ありがとなとスターチスに礼を言って、ベンチから立ち上がれば、シルヴィアも続け様に立つ。
スターチスはベンチに座ったまま小さく手を振って見送るが、出ようとした所でまたもや呼び止められた。
「折角だし、一週間くらい学校行ってみない?」
「は? 学校?」
「そう。それもかつてコハクが通っていた学校。当時担任していた先生が理事になっているからさ。話付けるけど」
「……」
突然の提案に、シルヴィアと顔を見合わせる。そこにいつからか居たのか、キリヤの声が響いた。
「男の制服はないぞ。コハクのお下がりはあるがな」
「うわいつの間に」
「うわってなんだうわって。ったく、いつまで空気吸ってんのかと思いきや……」
キリヤがスターチスを見れば、スターチスはにこりとして「二人の制服は用意するから」と返す。その上で、スターチスは再度俺達に訊いてくる。
「それで、行く? 行かない?」
「……じゃあ、行こうかな。シルヴィアはどうする?」
「フェンリルさんが良ければ」
シルヴィアも笑んで頷けば、俺はスターチスに行くと伝えた。
スターチスは親指を立て、「了解」と告げた後、ベンチから立ち上がったかと思いきや、あっという間に姿を消した。

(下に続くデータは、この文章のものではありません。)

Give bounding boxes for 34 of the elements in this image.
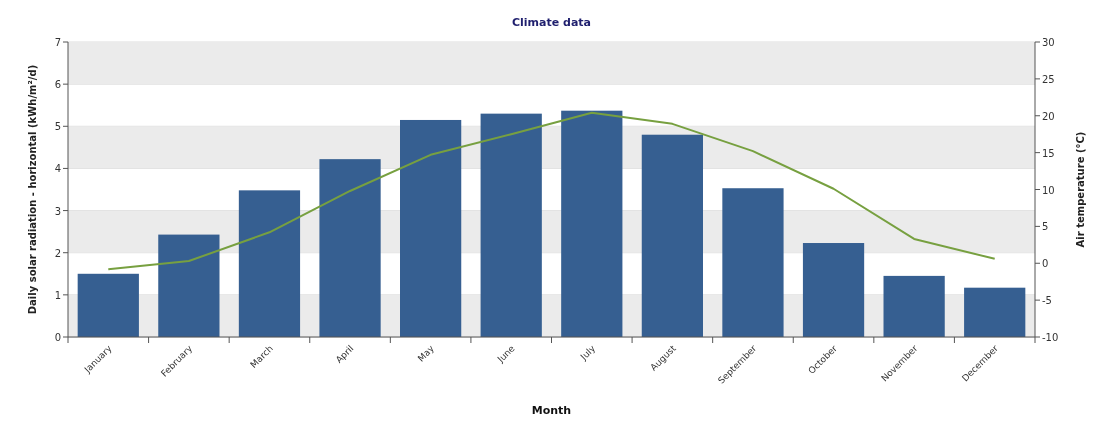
- y2-tick-label: 20: [1042, 110, 1055, 122]
- bar: [722, 188, 784, 337]
- bar: [802, 243, 865, 337]
- y-tick-label: 2: [54, 247, 61, 259]
- bar: [77, 273, 139, 337]
- y2-tick-label: 30: [1042, 37, 1055, 48]
- bar: [400, 119, 462, 337]
- y-tick-label: 1: [54, 289, 61, 301]
- bar: [641, 134, 703, 337]
- y2-tick-label: 5: [1042, 221, 1049, 233]
- bar: [480, 113, 542, 337]
- y2-tick-label: 10: [1042, 184, 1055, 196]
- x-axis-title: Month: [531, 404, 572, 417]
- y2-tick-label: 0: [1042, 258, 1049, 270]
- y2-tick-label: -10: [1042, 332, 1059, 343]
- bar: [883, 275, 945, 337]
- bar: [964, 287, 1026, 337]
- y2-axis-title: Air temperature (°C): [1075, 131, 1086, 248]
- y-tick-label: 3: [54, 205, 61, 217]
- y-tick-label: 7: [54, 37, 61, 48]
- y-tick-label: 4: [54, 163, 61, 175]
- bar: [158, 234, 220, 337]
- chart-title: Climate data: [511, 16, 592, 29]
- y2-tick-label: -5: [1042, 295, 1052, 307]
- y-tick-label: 6: [54, 79, 61, 91]
- y-tick-label: 5: [54, 121, 61, 133]
- bar: [319, 159, 381, 337]
- line-series: [107, 111, 996, 271]
- y2-tick-label: 15: [1042, 147, 1055, 159]
- y-tick-label: 0: [54, 332, 61, 343]
- bar: [561, 110, 623, 337]
- bar: [238, 190, 301, 337]
- y2-tick-label: 25: [1042, 73, 1055, 85]
- y-axis-title: Daily solar radiation - horizontal (kWh/m²/d): [27, 64, 38, 315]
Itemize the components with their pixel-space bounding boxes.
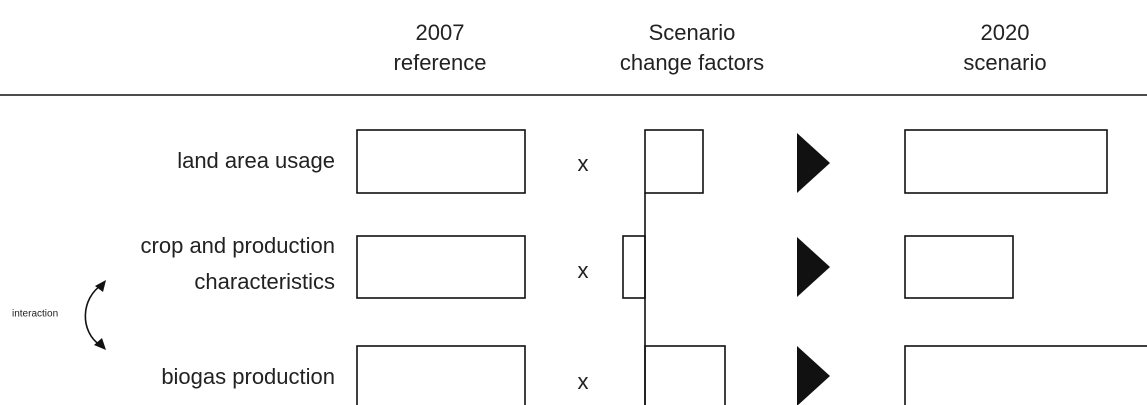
header: 2020: [981, 20, 1030, 45]
scenario-box: [904, 345, 1147, 405]
interaction-arrow: [84, 283, 104, 346]
arrow: [797, 133, 830, 193]
reference-box: [356, 129, 526, 194]
interaction-label: interaction: [12, 309, 58, 320]
reference-box: [356, 345, 526, 405]
arrow-head: [94, 338, 106, 350]
operator: x: [578, 258, 589, 283]
header: reference: [394, 50, 487, 75]
row-label: land area usage: [177, 148, 335, 173]
factor-box: [622, 235, 646, 299]
factor-box: [644, 129, 704, 194]
arrow: [797, 237, 830, 297]
header: scenario: [963, 50, 1046, 75]
row-label: characteristics: [194, 269, 335, 294]
scenario-box: [904, 235, 1014, 299]
header: change factors: [620, 50, 764, 75]
row-label: crop and production: [141, 233, 335, 258]
operator: x: [578, 369, 589, 394]
arrow: [797, 346, 830, 405]
header: Scenario: [649, 20, 736, 45]
factor-box: [644, 345, 726, 405]
reference-box: [356, 235, 526, 299]
operator: x: [578, 151, 589, 176]
scenario-box: [904, 129, 1108, 194]
row-label: biogas production: [161, 364, 335, 389]
arrow-head: [95, 280, 106, 292]
header: 2007: [416, 20, 465, 45]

残された俺達はしばしそのベンチを見つめた後、キリヤはボソリと俺を見て言った。
「一体何がどうなってそんな話になったんだ」
「知らない。けど、学校か……」
行った事がないだけに緊張はする。というか、制服を着た所で果たして学生に見えるだろうか。
腕を組み唸れば、シルヴィアがどことなく嬉しげな様子が目に入り、まあいっかとそれ以上考えるのをやめた。